Inhoudelijk: toevoegen van nieuwe databestandsformaten aan #114

Closed dkapitan closed 1 month ago

dkapitan commented 2 months ago

Betreft volgende paragrafen / klassen

Omschrijving

Op bovenstaande plaatsen wordt verwezen naar de EU lijst van bestandsformaten. Ik constateer dat de meest moderne, efficiente bestandstandformaten ontbreken, te weten:

Prioriteit

Must-have

Voorgestelde aanpassing

Bovengenoemde formaten toevoegen aan de waardelijst

idevisser commented 2 months ago

verzoek bij EU publication office ingediend

idevisser commented 2 months ago

@dkapitan ik heb verzoek ingediend, kun jij gevraagde info geven? zie hieronder:

Thank you for your proposal to add new file type concepts. We would be happy to add them in our next release, if you could provide some more information.

You suggest to add Apache Parquet, Apache AVRO and Apache ORC.

In the File type authority table, a mandatory property for each concept is the IANA media type and preferably also a file extension. It is possible to have several media types.

In the IANA currently there are these six media types listed for Apache:

application/vnd.apache.parquet, file extension: .parquet application/vnd.apache.thrift.binary, file extension: n/a application/vnd.apache.thrift.compact, file extension: n/a application/vnd.apache.thrift.json, file extension: n/a application/vnd.apache.arrow.file, file extension: .arrow application/vnd.apache.arrow.stream, file extension: .arrows

So, for the Apache Parquet we have the necessary information, but not for other two. We had a look at the specifications, but it was not clear.

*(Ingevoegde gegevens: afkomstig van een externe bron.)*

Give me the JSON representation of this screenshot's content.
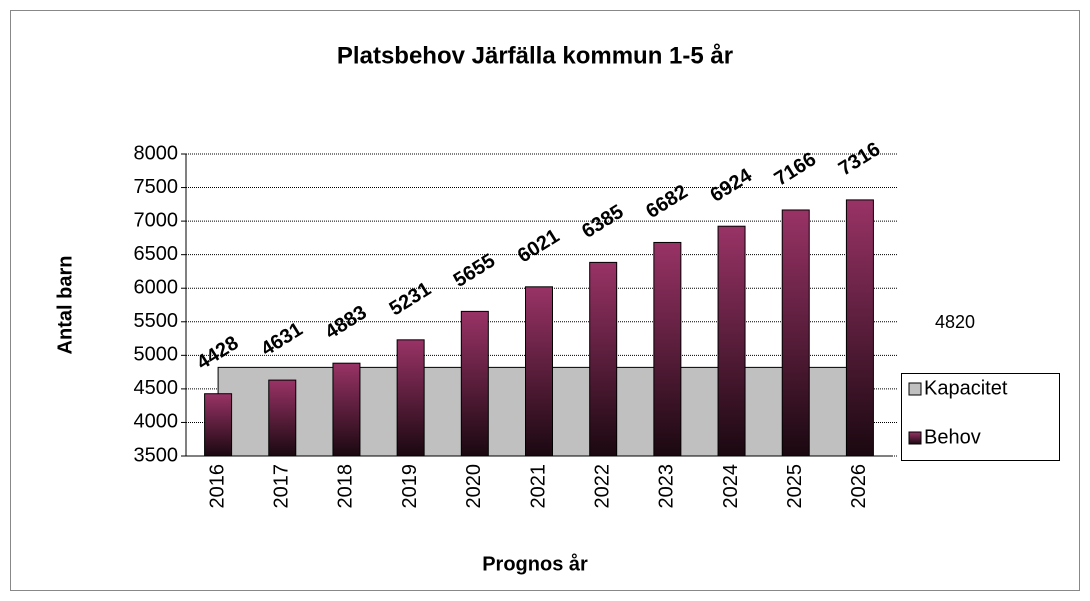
{
  "chart_data": {
    "type": "bar",
    "title": "Platsbehov Järfälla kommun 1-5 år",
    "x_label": "Prognos år",
    "y_label": "Antal barn",
    "categories": [
      "2016",
      "2017",
      "2018",
      "2019",
      "2020",
      "2021",
      "2022",
      "2023",
      "2024",
      "2025",
      "2026"
    ],
    "series": [
      {
        "name": "Kapacitet",
        "type": "area",
        "color": "#c0c0c0",
        "values": [
          4820,
          4820,
          4820,
          4820,
          4820,
          4820,
          4820,
          4820,
          4820,
          4820,
          4820
        ]
      },
      {
        "name": "Behov",
        "type": "bar",
        "color": "#993366",
        "values": [
          4428,
          4631,
          4883,
          5231,
          5655,
          6021,
          6385,
          6682,
          6924,
          7166,
          7316
        ]
      }
    ],
    "ylim": [
      3500,
      8000
    ],
    "yticks": [
      3500,
      4000,
      4500,
      5000,
      5500,
      6000,
      6500,
      7000,
      7500,
      8000
    ],
    "grid": true,
    "legend": "right"
  }
}
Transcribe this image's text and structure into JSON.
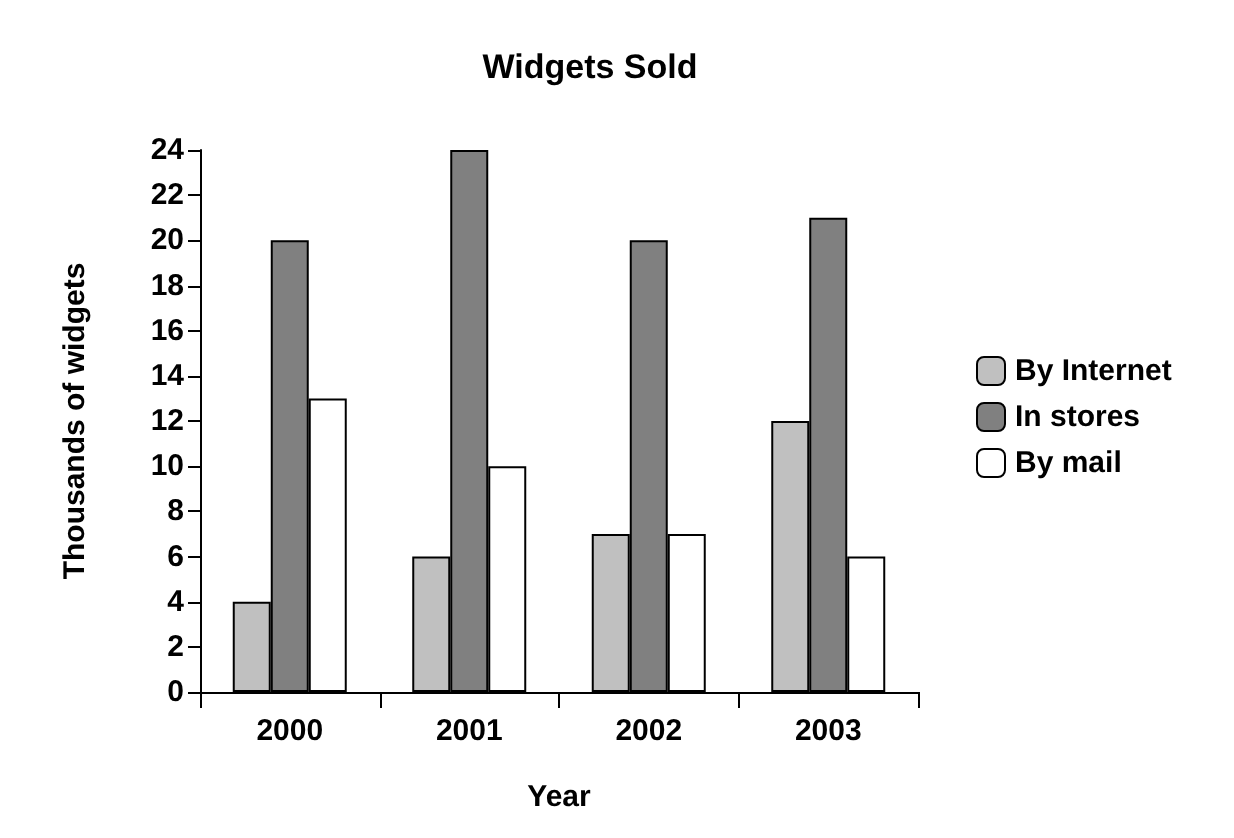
{
  "chart_data": {
    "type": "bar",
    "title": "Widgets Sold",
    "xlabel": "Year",
    "ylabel": "Thousands of widgets",
    "categories": [
      "2000",
      "2001",
      "2002",
      "2003"
    ],
    "series": [
      {
        "name": "By Internet",
        "color": "#c0c0c0",
        "values": [
          4,
          6,
          7,
          12
        ]
      },
      {
        "name": "In stores",
        "color": "#808080",
        "values": [
          20,
          24,
          20,
          21
        ]
      },
      {
        "name": "By mail",
        "color": "#ffffff",
        "values": [
          13,
          10,
          7,
          6
        ]
      }
    ],
    "ylim": [
      0,
      24
    ],
    "yticks": [
      0,
      2,
      4,
      6,
      8,
      10,
      12,
      14,
      16,
      18,
      20,
      22,
      24
    ],
    "grid": false,
    "legend": "right"
  }
}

Do you know what file format are AVRO and ORC files based on – text, binary, json, xml? We can use one or more generic media types, if there is no specific one, but at least one media type is necessary. Perhaps there is a generic media type for columnar database formats?

Looking forward to you feedback!

dkapitan commented 2 months ago

@idevisser

Thanks for following up. I have done some research, and here are my findings.

Avro

Unfortunately Avro still hasn't been officially approved. See https://issues.apache.org/jira/plugins/servlet/mobile#issue/AVRO-488

So for now I propose to disregard Avro until this has been resolved.

ORC

For ORC the status is even more vague, I can't find any reference. So I suggest to leave this one as well.

Final comments

I suggest we include all the apache mimetypes that you have found. That resolves this issue as far as I am concerned.

idevisser commented 2 months ago

ik heb je feedback doorgegeven aan het EU publication office

idevisser commented 1 month ago

Er is verder geen aanpassing nodig in dit profiel.